19.3      Waiver of rights
A right may only be waived by a party in writing, signed by that party, and:

(a)            no other conduct of the party (including a failure to exercise, or delay in exercising, the right) operates as a waiver of the right or otherwise prevents the exercise of                    the right;

(b)            a waiver of a right on one or more occasions does not operate as a waiver of that right if it arises again; and

(c)            the exercise of a right does not prevent any further exercise of that right or of any other right.

19.4      Operation of this Agreement
(a)            This Agreement contains the entire agreement between the parties about its subject matter.
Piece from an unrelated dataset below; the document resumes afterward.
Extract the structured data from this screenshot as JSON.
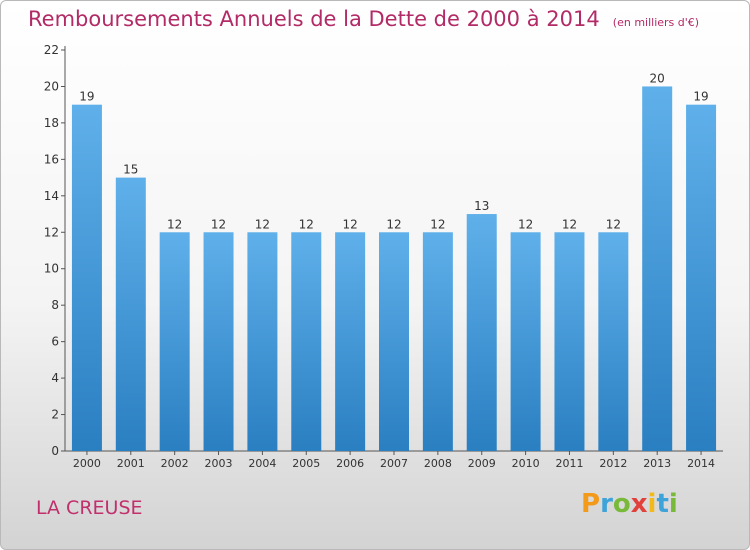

Any previous understanding, agreement, representation or warranty                         relating to that subject matter is replaced by this Agreement and has no further effect.

(b)            Any right that a party may have under this Agreement is in addition to, and does not replace or limit, any other right that the party may have.

(c)            Any provision of this Agreement which is unenforceable or partly unenforceable is, where possible, to be severed to the extent necessary to make this Agreement                        enforceable, unless this would materially change the intended effect of this Agreement.

(d)            For the avoidance of doubt, any indemnity provided by one party to another under the terms of this Agreement survives termination of this Agreement or completion                  of any transactions contemplated hereunder.

19.5      Amendment
A provision of this Agreement, or right, power or remedy created under it, may not be varied except as agreed in writing by all parties.

19.6      Assignment
(a)            Subject to clause 19.6(b), neither party may assign, delegate, subcontract, mortgage, charge or otherwise transfer any or all of its rights and obligations under this                         Agreement without the prior written agreement of the other party.

(b)            A party may assign and transfer all its rights and obligations under this Agreement to any person to which it transfers all of its business, provided that the assignee                      undertakes in writing to the other party to be bound by the obligations of the assignor under this Agreement.

19.7      Counterparts
(a)            This Agreement may consist of several counterparts and if so the counterparts taken together constitute one and the same instrument.

(b)            This Agreement is not binding on any party unless one or more counterparts have been duly executed by each party to this Agreement.

(c)            This Agreement is binding on the parties on the exchange of counterparts. A copy of the counterpart sent by email:

(i)              must be treated as an original counterpart;

(ii)            is sufficient evidence of the execution of the original; and

(iii)           may be produced in evidence for all purposes in place of the original.